Know which tasks require the most energy (physical and mental) and schedule accordingly. After significant training sessions, you may find it harder to concentrate on important tasks at work or school. So, perhaps don’t try to write an important report right after a challenging bike workout. Similarly, finding the energy for a hard interval training session might be challenging after a long day of work and/or managing the family’s schedules. Also pay attention to your energy levels throughout the day. Not a morning person? Then don’t schedule hard workouts before the sun rises. Be honest and realistic with yourself. I have found that often the real problem is not a lack of time, but a lack of energy that makes completing tasks take longer than they need to – and then you run into time issues which are really caused by mismanagement of energy. 

3. Say no

This one is really easy to say and really hard to do. Letting go of opportunities and making decisions on how to spend your time can be challenging. What helps me is reminding myself of my priorities, going back to the first step and recalling my goals. Remember that saying no does not make you a bad or rude person, on the contrary you are staying accountable to yourself and your goals and values – which should be respected by others. Make sure that your family and close friends are on board with your athletic goals and will support your decisions.

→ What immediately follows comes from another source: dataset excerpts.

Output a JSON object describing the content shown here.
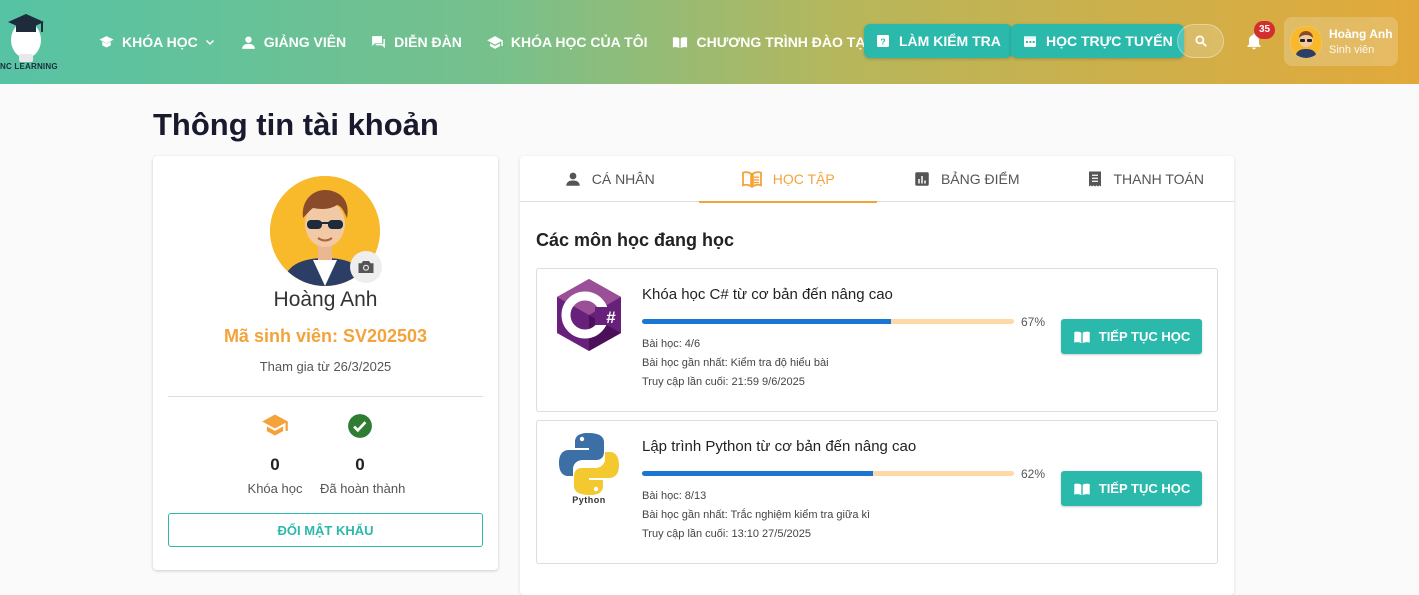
{
  "brand": {
    "name": "NC LEARNING"
  },
  "nav": {
    "items": [
      {
        "label": "KHÓA HỌC",
        "icon": "book-icon",
        "has_dropdown": true
      },
      {
        "label": "GIẢNG VIÊN",
        "icon": "person-icon"
      },
      {
        "label": "DIỄN ĐÀN",
        "icon": "forum-icon"
      },
      {
        "label": "KHÓA HỌC CỦA TÔI",
        "icon": "graduation-cap-icon"
      },
      {
        "label": "CHƯƠNG TRÌNH ĐÀO TẠO",
        "icon": "open-book-icon"
      }
    ],
    "quiz_button": "LÀM KIỂM TRA",
    "online_button": "HỌC TRỰC TUYẾN",
    "notification_count": "35"
  },
  "user": {
    "name": "Hoàng Anh",
    "role": "Sinh viên"
  },
  "page": {
    "title": "Thông tin tài khoản"
  },
  "profile": {
    "name": "Hoàng Anh",
    "student_id": "Mã sinh viên: SV202503",
    "join_date": "Tham gia từ 26/3/2025",
    "stats": [
      {
        "value": "0",
        "label": "Khóa học"
      },
      {
        "value": "0",
        "label": "Đã hoàn thành"
      }
    ],
    "change_password": "ĐỔI MẬT KHẨU"
  },
  "tabs": [
    {
      "label": "CÁ NHÂN",
      "active": false
    },
    {
      "label": "HỌC TẬP",
      "active": true
    },
    {
      "label": "BẢNG ĐIỂM",
      "active": false
    },
    {
      "label": "THANH TOÁN",
      "active": false
    }
  ],
  "learning": {
    "section_title": "Các môn học đang học",
    "continue_label": "TIẾP TỤC HỌC",
    "courses": [
      {
        "name": "Khóa học C# từ cơ bản đến nâng cao",
        "progress": 67,
        "progress_label": "67%",
        "lessons": "Bài học: 4/6",
        "last_lesson": "Bài học gần nhất: Kiểm tra độ hiểu bài",
        "last_access": "Truy cập lần cuối: 21:59 9/6/2025",
        "logo": "csharp-logo"
      },
      {
        "name": "Lập trình Python từ cơ bản đến nâng cao",
        "progress": 62,
        "progress_label": "62%",
        "lessons": "Bài học: 8/13",
        "last_lesson": "Bài học gần nhất: Trắc nghiệm kiểm tra giữa kì",
        "last_access": "Truy cập lần cuối: 13:10 27/5/2025",
        "logo": "python-logo",
        "logo_text": "Python"
      }
    ]
  },
  "colors": {
    "accent": "#2bb9ac",
    "orange": "#f4a33a",
    "progress": "#1976d2",
    "progress_track": "#ffd8a8"
  }
}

Lisa Tertsch on her EnviLiv Advanced Pro

4. Enjoy training

Prioritize the enjoyment of your training. Training for your sport shouldn’t just be another thing on your to-do list that needs to be ticked off. It should be energizing and fun! That doesn’t mean you are not working hard, but try to avoid getting too caught up in your goals and taking the fun out of training. How you move through the rest of your day can be greatly affected by your outlook during training sessions. If you come back from a ride happy and energized because you pushed yourself, you’ll be able to tackle more than if you come back tired, frustrated and annoyed because you missed your target time on your intervals by a couple seconds.

5. Make a schedule

Use your notes app, Google calendar or a paper planner – and write down what you plan to do with your time (that’s right, every single hour). And don’t stop there! Check in with your schedule throughout the day. At the end of the day, make a note if you managed to stick with your calendar, where you may need to adapt the schedule and why, and adjust your planned schedule if needed. For me, having a schedule makes such a big difference. I try to assign every chunk of the day a purpose. Then I can focus on being present and put my energy in actually executing the task at hand when the time comes. If I don’t do that, I constantly question and think about what I should do when and why. Just like with the goal-setting – be realistic about what you can achieve in a certain time, don’t make overambitious plans and then beat yourself up because you are not a superhuman.